So I read this article a few minutes ago, and I wanted to share it with you guys (as well as some quotes below).
* Kaufman believes that MBA programs "teach many worthless, outdated, even outright damaging concepts and practices."
* "Business schools don't create successful people," insists Kaufman. "They simply accept them, then take credit for their success. With heavy debt loads and questionable returns, MBA programs simply aren't a good investment--they're a trap for the unwary."
* Instead of paying up to $350,000 in tuition and forgone earnings to go to Harvard, Stanford or Wharton, Kaufman says a better way to learn business is to open the pages of classic business texts and learn on your own.
* Much of Kaufman's argument rests on a study published eight years ago by Stanford Business School professor Jeffrey Pfeffer of Stanford University and Christina T. Fong of the University of Washington. The pair analyzed 40 years of data and studies and came up with a provocative and startling conclusion: "There is scant evidence that the MBA credential, particularly from non-elite schools, or the grades earned in business courses are related to either salary or the attainment of higher level positions in organizations."
* "Unless you want to be a consultant or an I-banker (where a top MBA is nothing but a screen for admission)," Godin wrote, "it's hard for me to understand why this is a better use of time and money than actual experience combined with a dedicated reading of 30 or 40 books."
* "If you want to work in an industry that uses the MBA as a screen, you are effectively buying yourself a $150,000 interview," he contends. "If you want to do anything else in business, if you want to start your own company, get a job in another field, you don't have to have an MBA. It's better if you don't because of the debt."
* And even for consulting, investment banking or Fortune 50 positions, Kaufman says, the benefit is ephemeral. "The effect (of the degree) is strongest immediately after graduation," he says, "then largely wears out within three to five years.

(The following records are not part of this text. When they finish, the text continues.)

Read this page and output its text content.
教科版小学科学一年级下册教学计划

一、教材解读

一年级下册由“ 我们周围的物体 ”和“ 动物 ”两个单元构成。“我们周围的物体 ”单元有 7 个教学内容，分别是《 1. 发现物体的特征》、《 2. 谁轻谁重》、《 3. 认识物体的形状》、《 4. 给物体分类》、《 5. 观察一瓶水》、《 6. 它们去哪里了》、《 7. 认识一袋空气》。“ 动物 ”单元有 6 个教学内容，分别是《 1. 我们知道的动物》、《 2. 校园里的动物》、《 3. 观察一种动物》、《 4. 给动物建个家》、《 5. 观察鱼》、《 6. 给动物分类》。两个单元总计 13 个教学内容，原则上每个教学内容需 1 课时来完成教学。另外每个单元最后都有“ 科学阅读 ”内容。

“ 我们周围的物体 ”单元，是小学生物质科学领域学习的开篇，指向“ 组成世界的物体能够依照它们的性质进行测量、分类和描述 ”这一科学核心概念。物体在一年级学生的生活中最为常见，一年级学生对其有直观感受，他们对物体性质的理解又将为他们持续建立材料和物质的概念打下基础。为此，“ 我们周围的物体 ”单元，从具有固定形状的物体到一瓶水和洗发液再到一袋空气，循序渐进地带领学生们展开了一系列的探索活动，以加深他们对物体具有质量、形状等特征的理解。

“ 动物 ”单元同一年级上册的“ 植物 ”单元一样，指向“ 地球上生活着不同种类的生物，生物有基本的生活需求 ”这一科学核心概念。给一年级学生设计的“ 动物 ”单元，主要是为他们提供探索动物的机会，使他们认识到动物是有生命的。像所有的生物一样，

After that, you're on your own. Hiring managers no longer care so much about where you went to school. They care more about what you've accomplished since then."
* Kaufman estimates that all of these firms combined, from Goldman Sachs to McKinsey & Co., probably hire no more than 5,000 to 10,000 MBAs a year out of the more than 200,000 people who are getting MBAs around the world. The other 190,000 to 195,000 are getting MBAs they don't really need.
* "Going to Harvard all told can cost you about $350,000. That is mortgage level debt. Put that through an amortization schedule at a 6.8% rate of interest. It's a $2,200 monthly payment over 30 years. You are spending $821,000 when you account for the interest. The cost is enormous."